When people speak of bike friendly cities in the US, they speak of Portland, Seattle, Minneapolis, Boulder, Davis, San Francisco, Madison, and Chicago. I am quick to extol the virtues of Chicago’s efforts to promote cycling. Does it follow that Chicago is bike friendly? Usually I think so, at least for North America, but riding in the chaotic and congested city is often stressful and occasionally scary.
Back to Nashville. In contrast to Chicago, there are very few efforts to accommodate cycling. Maybe three bike lanes, virtually no bike parking, barely any other cyclists, and a population that never considers cycling as transportation. When riding around in a car, the roads are intimidating and crowded with fast traffic. Does it follow that Nashville is not bike friendly? Not so fast. During my visit last weekend for our friend’s wedding, I had an eye-opening experience. Once I got on a bike and followed Trisha around to brunch and a couple of shops, taking her secret back routes, it hit me that Nashville can be great for cycling.
The secondary streets are totally peaceful, with very little traffic and practically no parallel parking (the bane of my Chicago cycling existence). Cars give a ridiculous amount of room when they pass, perhaps not knowing what to do with a bike on the road. Finally, although not nearly as dense as Chicago, the distance from place to place is not so bad.

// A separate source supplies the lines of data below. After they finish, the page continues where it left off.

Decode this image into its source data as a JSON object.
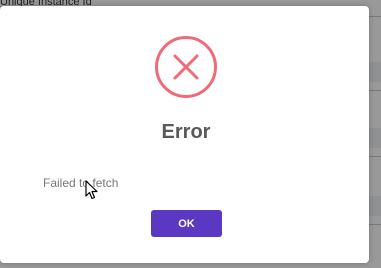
{
  "background": {
    "column_header": "Unique Instance Id"
  },
  "dialog": {
    "icon": "error-x-circle-icon",
    "title": "Error",
    "message": "Failed to fetch",
    "ok_label": "OK"
  },
  "colors": {
    "error_icon": "#f06a78",
    "ok_button": "#5a38c4",
    "title_text": "#595959"
  }
}
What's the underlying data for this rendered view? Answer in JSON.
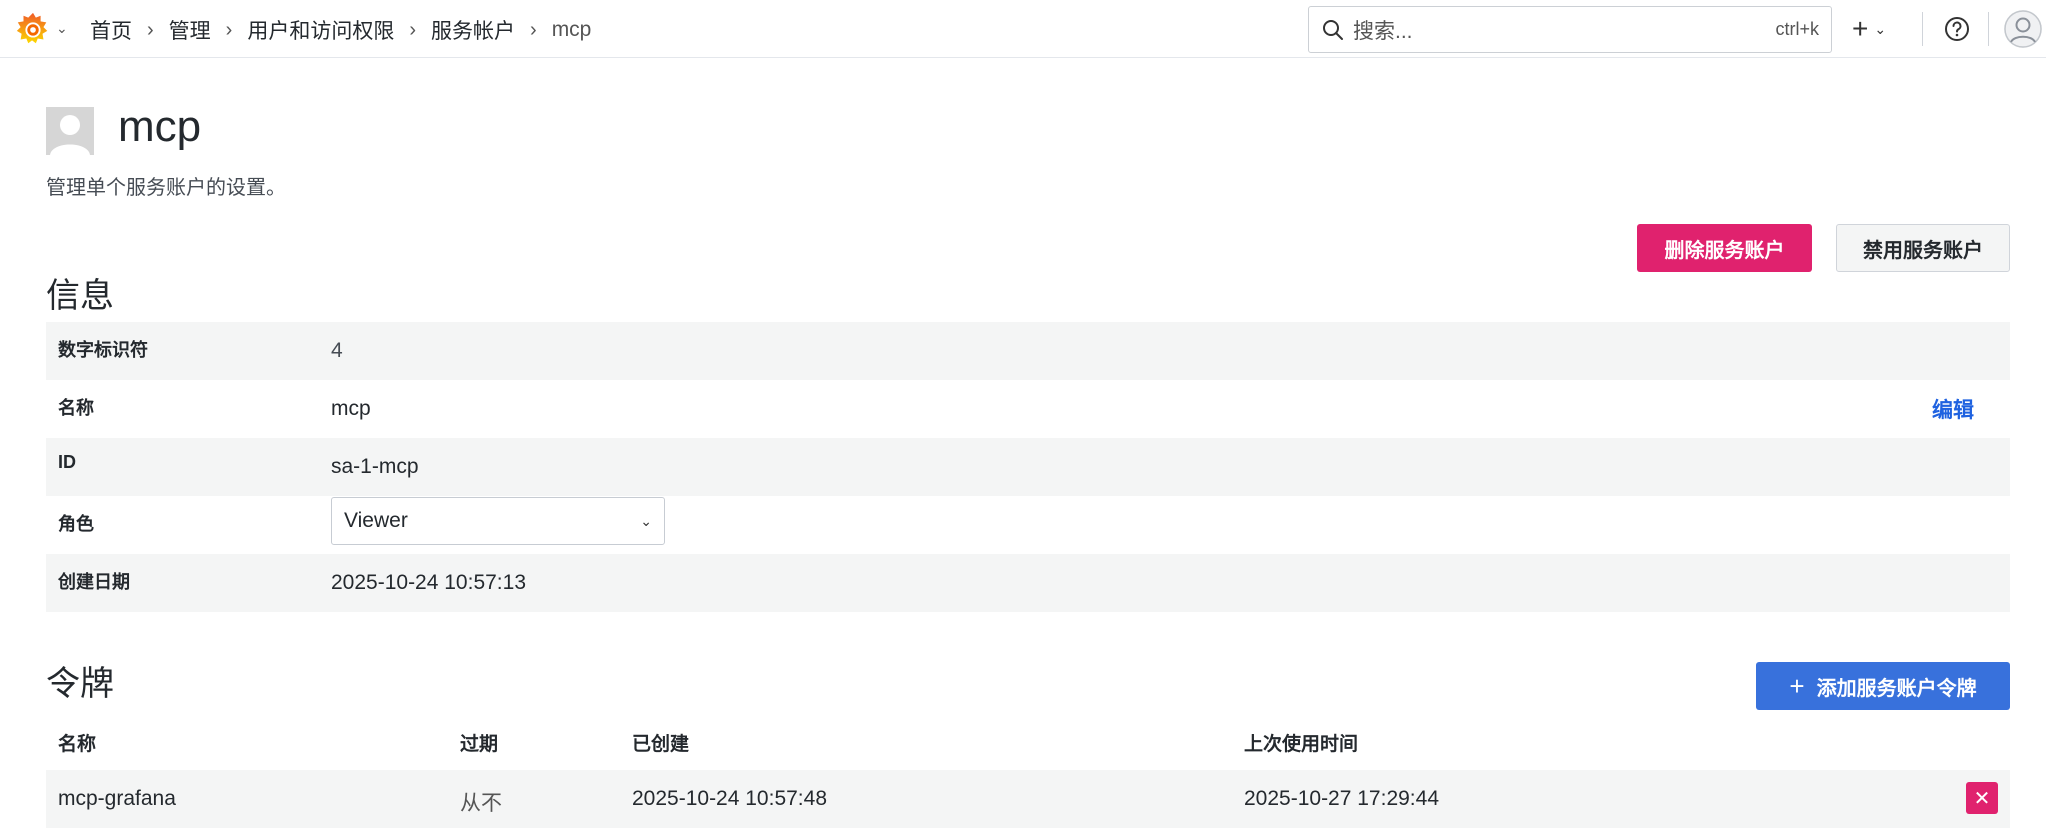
{
  "topbar": {
    "breadcrumb": [
      "首页",
      "管理",
      "用户和访问权限",
      "服务帐户",
      "mcp"
    ],
    "search_placeholder": "搜索...",
    "search_shortcut": "ctrl+k",
    "add_label": "+"
  },
  "header": {
    "title": "mcp",
    "subtitle": "管理单个服务账户的设置。",
    "delete_button": "删除服务账户",
    "disable_button": "禁用服务账户"
  },
  "info": {
    "title": "信息",
    "rows": [
      {
        "key": "数字标识符",
        "value": "4"
      },
      {
        "key": "名称",
        "value": "mcp",
        "action": "编辑"
      },
      {
        "key": "ID",
        "value": "sa-1-mcp"
      },
      {
        "key": "角色",
        "value": "Viewer"
      },
      {
        "key": "创建日期",
        "value": "2025-10-24 10:57:13"
      }
    ]
  },
  "tokens": {
    "title": "令牌",
    "add_button": "添加服务账户令牌",
    "columns": [
      "名称",
      "过期",
      "已创建",
      "上次使用时间"
    ],
    "rows": [
      {
        "name": "mcp-grafana",
        "expires": "从不",
        "created": "2025-10-24 10:57:48",
        "last_used": "2025-10-27 17:29:44"
      }
    ]
  },
  "colors": {
    "danger": "#e0226e",
    "primary": "#3871dc",
    "link": "#1f62e0",
    "brand_orange": "#f46800"
  }
}
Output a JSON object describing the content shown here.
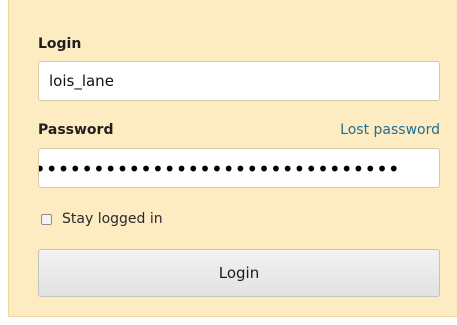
{
  "form": {
    "login_label": "Login",
    "login_value": "lois_lane",
    "password_label": "Password",
    "lost_password_link": "Lost password",
    "password_masked": "•••••••••••••••••••••••••••••••",
    "stay_logged_in_label": "Stay logged in",
    "stay_logged_in_checked": false,
    "submit_label": "Login"
  },
  "colors": {
    "panel_background": "#fdebc2",
    "link": "#1f6f95"
  }
}
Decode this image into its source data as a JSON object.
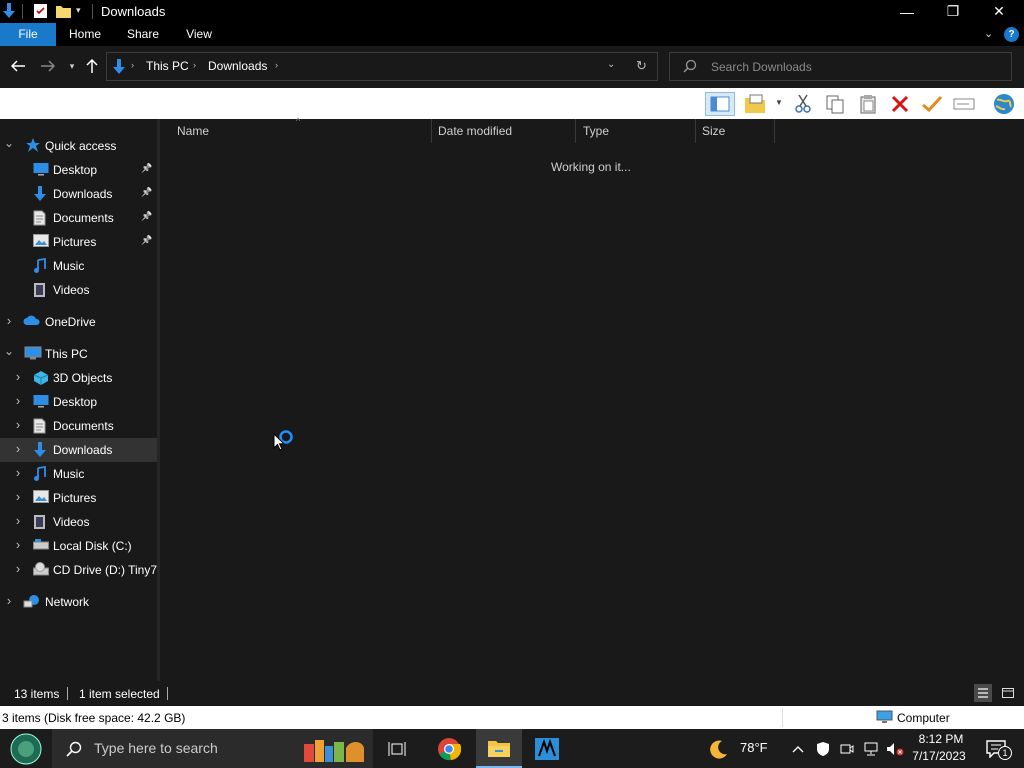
{
  "window": {
    "title": "Downloads",
    "minimize_glyph": "—",
    "restore_glyph": "❐",
    "close_glyph": "✕"
  },
  "ribbon": {
    "tabs": [
      "File",
      "Home",
      "Share",
      "View"
    ],
    "help_glyph": "?"
  },
  "address": {
    "crumbs": [
      "This PC",
      "Downloads"
    ],
    "search_placeholder": "Search Downloads"
  },
  "columns": [
    "Name",
    "Date modified",
    "Type",
    "Size"
  ],
  "content": {
    "message": "Working on it..."
  },
  "nav": {
    "quick_access": {
      "label": "Quick access",
      "items": [
        {
          "label": "Desktop",
          "icon": "desktop-icon",
          "pinned": true
        },
        {
          "label": "Downloads",
          "icon": "downloads-icon",
          "pinned": true
        },
        {
          "label": "Documents",
          "icon": "documents-icon",
          "pinned": true
        },
        {
          "label": "Pictures",
          "icon": "pictures-icon",
          "pinned": true
        },
        {
          "label": "Music",
          "icon": "music-icon",
          "pinned": false
        },
        {
          "label": "Videos",
          "icon": "videos-icon",
          "pinned": false
        }
      ]
    },
    "onedrive": "OneDrive",
    "this_pc": {
      "label": "This PC",
      "items": [
        {
          "label": "3D Objects",
          "icon": "3d-objects-icon"
        },
        {
          "label": "Desktop",
          "icon": "desktop-icon"
        },
        {
          "label": "Documents",
          "icon": "documents-icon"
        },
        {
          "label": "Downloads",
          "icon": "downloads-icon",
          "selected": true
        },
        {
          "label": "Music",
          "icon": "music-icon"
        },
        {
          "label": "Pictures",
          "icon": "pictures-icon"
        },
        {
          "label": "Videos",
          "icon": "videos-icon"
        },
        {
          "label": "Local Disk (C:)",
          "icon": "local-disk-icon"
        },
        {
          "label": "CD Drive (D:) Tiny7",
          "icon": "cd-drive-icon"
        }
      ]
    },
    "network": "Network"
  },
  "status": {
    "items_count": "13 items",
    "selected": "1 item selected"
  },
  "info": {
    "left": "3 items (Disk free space: 42.2 GB)",
    "right": "Computer"
  },
  "taskbar": {
    "search_placeholder": "Type here to search",
    "weather": "78°F",
    "time": "8:12 PM",
    "date": "7/17/2023",
    "notification_count": "1"
  },
  "colors": {
    "accent": "#1979ca",
    "selection": "#333333",
    "folder_blue": "#2e8ee6"
  }
}
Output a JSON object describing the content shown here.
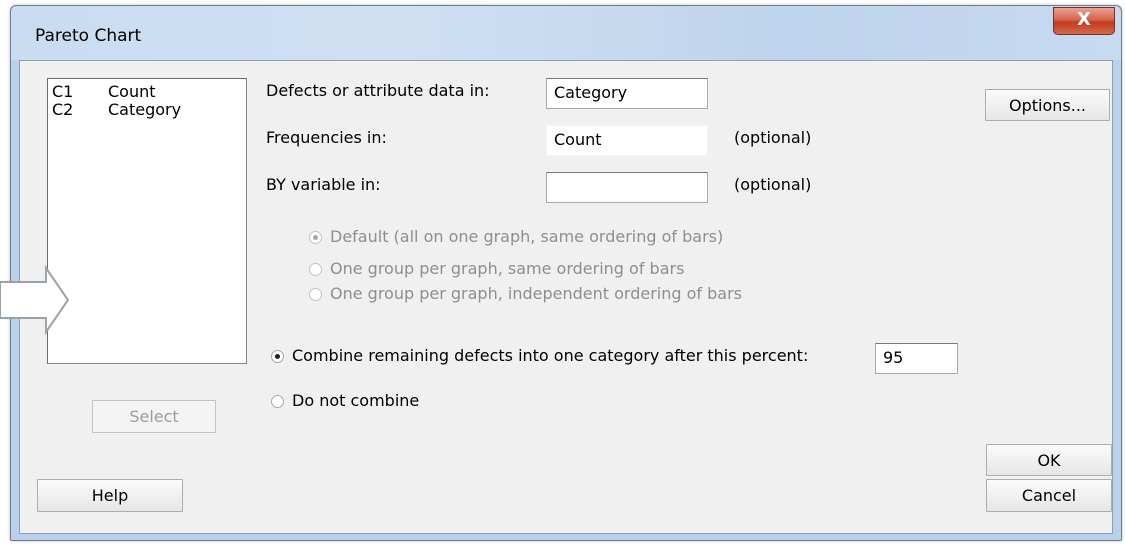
{
  "window": {
    "title": "Pareto Chart",
    "close_glyph": "X"
  },
  "variables": {
    "items": [
      {
        "id": "C1",
        "name": "Count"
      },
      {
        "id": "C2",
        "name": "Category"
      }
    ]
  },
  "fields": {
    "defects_label": "Defects or attribute data in:",
    "defects_value": "Category",
    "frequencies_label": "Frequencies in:",
    "frequencies_value": "Count",
    "frequencies_hint": "(optional)",
    "by_label": "BY variable in:",
    "by_value": "",
    "by_hint": "(optional)"
  },
  "grouping": {
    "default": "Default (all on one graph, same ordering of bars)",
    "same_order": "One group per graph, same ordering of bars",
    "independent": "One group per graph, independent ordering of bars"
  },
  "combine": {
    "combine_label": "Combine remaining defects into one category after this percent:",
    "percent_value": "95",
    "no_combine_label": "Do not combine"
  },
  "buttons": {
    "options": "Options...",
    "select": "Select",
    "help": "Help",
    "ok": "OK",
    "cancel": "Cancel"
  },
  "icons": {
    "pointer": "arrow-right-icon"
  }
}
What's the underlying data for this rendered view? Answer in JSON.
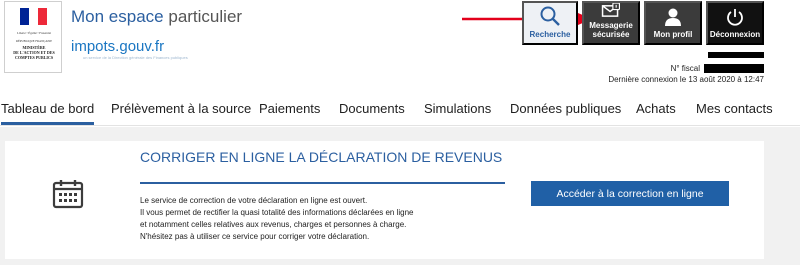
{
  "header": {
    "republic_logo": {
      "motto": "Liberté • Égalité • Fraternité",
      "republic": "RÉPUBLIQUE FRANÇAISE",
      "ministry": "MINISTÈRE\nDE L'ACTION ET DES\nCOMPTES PUBLICS"
    },
    "site_title_main": "Mon espace",
    "site_title_light": "particulier",
    "impots_logo": "impots.gouv.fr",
    "impots_tagline": "un service de la Direction générale des Finances publiques",
    "buttons": {
      "search": "Recherche",
      "secure_mail": "Messagerie sécurisée",
      "profile": "Mon profil",
      "logout": "Déconnexion"
    },
    "fiscal_label": "N° fiscal",
    "last_login": "Dernière connexion le 13 août 2020 à 12:47"
  },
  "nav": {
    "items": [
      {
        "label": "Tableau de bord",
        "active": true
      },
      {
        "label": "Prélèvement à la source"
      },
      {
        "label": "Paiements"
      },
      {
        "label": "Documents"
      },
      {
        "label": "Simulations"
      },
      {
        "label": "Données publiques"
      },
      {
        "label": "Achats"
      },
      {
        "label": "Mes contacts"
      }
    ]
  },
  "card": {
    "title": "CORRIGER EN LIGNE LA DÉCLARATION DE REVENUS",
    "lines": [
      "Le service de correction de votre déclaration en ligne est ouvert.",
      "Il vous permet de rectifier la quasi totalité des informations déclarées en ligne",
      "et notamment celles relatives aux revenus, charges et personnes à charge.",
      "N'hésitez pas à utiliser ce service pour corriger votre déclaration."
    ],
    "cta": "Accéder à la correction en ligne"
  },
  "colors": {
    "brand_blue": "#2b5fa0",
    "cta_blue": "#2060a6",
    "dark_button": "#3b3b3b",
    "annotation_red": "#e3001b"
  },
  "icons": [
    "marianne-flag",
    "search-icon",
    "envelope-icon",
    "user-icon",
    "power-icon",
    "calendar-icon",
    "red-arrow-annotation"
  ]
}
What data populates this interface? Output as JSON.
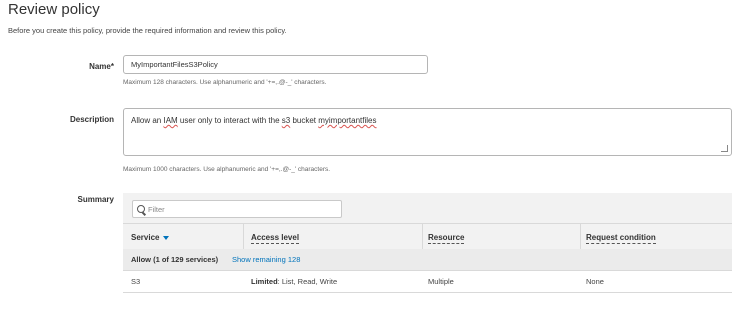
{
  "page": {
    "title": "Review policy",
    "intro": "Before you create this policy, provide the required information and review this policy."
  },
  "name_field": {
    "label": "Name",
    "required_mark": "*",
    "value": "MyImportantFilesS3Policy",
    "hint": "Maximum 128 characters. Use alphanumeric and '+=,.@-_' characters."
  },
  "description_field": {
    "label": "Description",
    "value_parts": [
      "Allow an ",
      "IAM",
      " user only to interact with the ",
      "s3",
      " bucket ",
      "myimportantfiles"
    ],
    "hint": "Maximum 1000 characters. Use alphanumeric and '+=,.@-_' characters."
  },
  "summary": {
    "label": "Summary",
    "filter_placeholder": "Filter",
    "columns": [
      "Service",
      "Access level",
      "Resource",
      "Request condition"
    ],
    "group_row": {
      "text": "Allow (1 of 129 services)",
      "link": "Show remaining 128"
    },
    "rows": [
      {
        "service": "S3",
        "access_bold": "Limited",
        "access_rest": ": List, Read, Write",
        "resource": "Multiple",
        "condition": "None"
      }
    ]
  },
  "colors": {
    "link": "#0073bb",
    "panel": "#f2f2f2",
    "group_row": "#ebebeb"
  }
}
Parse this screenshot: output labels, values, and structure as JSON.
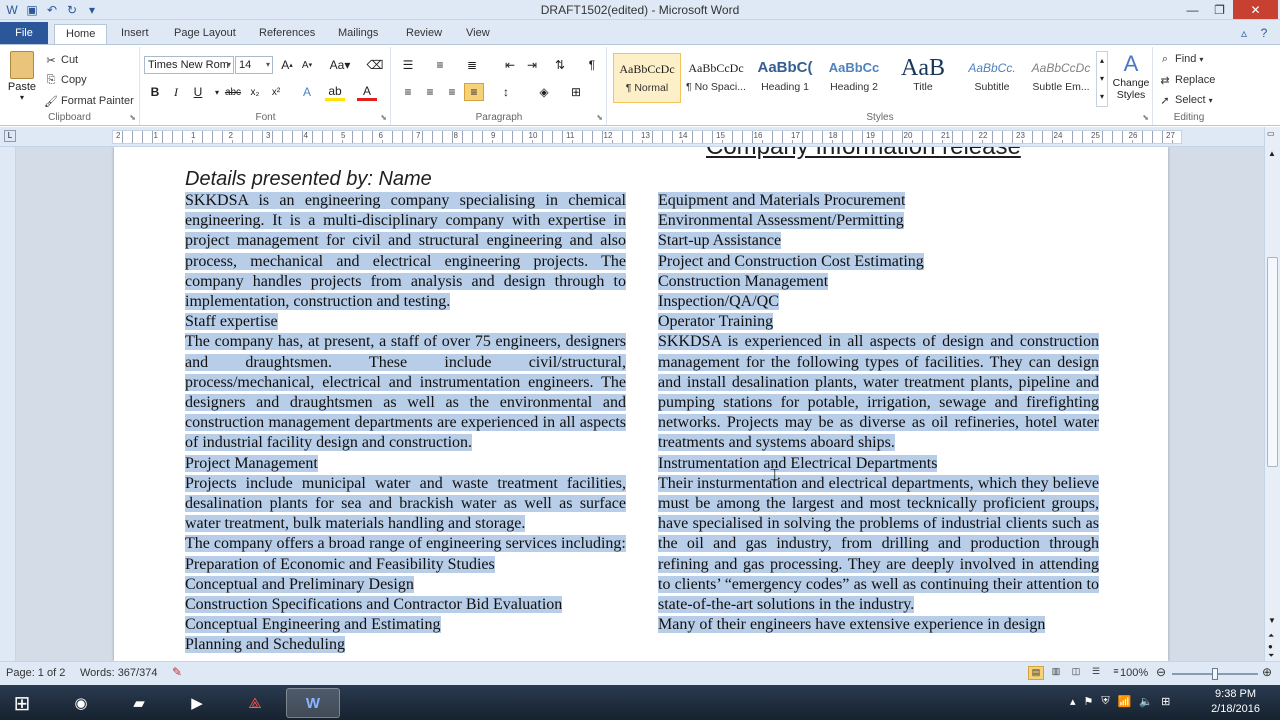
{
  "window": {
    "title": "DRAFT1502(edited) - Microsoft Word"
  },
  "tabs": [
    "File",
    "Home",
    "Insert",
    "Page Layout",
    "References",
    "Mailings",
    "Review",
    "View"
  ],
  "clipboard": {
    "paste": "Paste",
    "cut": "Cut",
    "copy": "Copy",
    "format_painter": "Format Painter",
    "label": "Clipboard"
  },
  "font": {
    "family": "Times New Rom",
    "size": "14",
    "label": "Font"
  },
  "paragraph": {
    "label": "Paragraph"
  },
  "styles": {
    "items": [
      {
        "preview": "AaBbCcDc",
        "name": "¶ Normal"
      },
      {
        "preview": "AaBbCcDc",
        "name": "¶ No Spaci..."
      },
      {
        "preview": "AaBbC(",
        "name": "Heading 1"
      },
      {
        "preview": "AaBbCc",
        "name": "Heading 2"
      },
      {
        "preview": "AaB",
        "name": "Title"
      },
      {
        "preview": "AaBbCc.",
        "name": "Subtitle"
      },
      {
        "preview": "AaBbCcDc",
        "name": "Subtle Em..."
      }
    ],
    "change": "Change Styles",
    "label": "Styles"
  },
  "editing": {
    "find": "Find",
    "replace": "Replace",
    "select": "Select",
    "label": "Editing"
  },
  "ruler": {
    "numbers": [
      "2",
      "1",
      "1",
      "2",
      "3",
      "4",
      "5",
      "6",
      "7",
      "8",
      "9",
      "10",
      "11",
      "12",
      "13",
      "14",
      "15",
      "16",
      "17",
      "18",
      "19",
      "20",
      "21",
      "22",
      "23",
      "24",
      "25",
      "26",
      "27"
    ]
  },
  "document": {
    "heading": "Company Information release",
    "byline": "Details presented by: Name",
    "col1": [
      "SKKDSA is an engineering company specialising in chemical engineering. It is a multi-disciplinary company with expertise in project management for civil and structural engineering and also process, mechanical and electrical engineering projects. The company handles projects from analysis and design through to implementation, construction and testing.",
      "Staff expertise",
      "The company has, at present, a staff of over 75 engineers, designers and draughtsmen. These include civil/structural, process/mechanical, electrical and instrumentation engineers. The designers and draughtsmen as well as the environmental and construction management departments are experienced in all aspects of industrial facility design and construction.",
      "Project Management",
      "Projects include municipal water and waste treatment facilities, desalination plants for sea and brackish water as well as surface water treatment, bulk materials handling and storage.",
      "The company offers a broad range of engineering services including:",
      "Preparation of Economic and Feasibility Studies",
      "Conceptual and Preliminary Design",
      "Construction Specifications and Contractor Bid Evaluation",
      "Conceptual Engineering and Estimating",
      "Planning and Scheduling"
    ],
    "col2": [
      "Equipment and Materials Procurement",
      "Environmental Assessment/Permitting",
      "Start-up Assistance",
      "Project and Construction Cost Estimating",
      "Construction Management",
      "Inspection/QA/QC",
      "Operator Training",
      "SKKDSA is experienced in all aspects of design and construction management for the following types of facilities. They can design and install desalination plants, water treatment plants, pipeline and pumping stations for potable, irrigation, sewage and firefighting networks. Projects may be as diverse as oil refineries, hotel water treatments and systems aboard ships.",
      "Instrumentation and Electrical Departments",
      "Their insturmentation and electrical departments, which they believe must be among the largest and most tecknically proficient groups, have specialised in solving the problems of industrial clients such as the oil and gas industry, from drilling and production through refining and gas processing. They are deeply involved in attending to clients’ “emergency codes” as well as continuing their attention to state-of-the-art solutions in the industry.",
      "Many of their engineers have extensive experience in design"
    ]
  },
  "status": {
    "page": "Page: 1 of 2",
    "words": "Words: 367/374",
    "zoom": "100%"
  },
  "clock": {
    "time": "9:38 PM",
    "date": "2/18/2016"
  },
  "colors": {
    "accent": "#2b579a",
    "selection": "#b7cde8"
  }
}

I always wear my helmet in Chicago and I was really surprised by how safe and comfortable I felt riding around Nashville without one (let’s not debate helmets right now, m’kay). Granted, I rode on a Sunday and I know it’s not always so peaceful, but the experience made me rethink what I consider a bike friendly city. The main ingredient missing in Nashville is people cycling (and boy does Trisha stand out with her flowing hair and flapping skirts!).
So what do you all think? Do you consider your city bike friendly and what makes you say “yes” or “no?”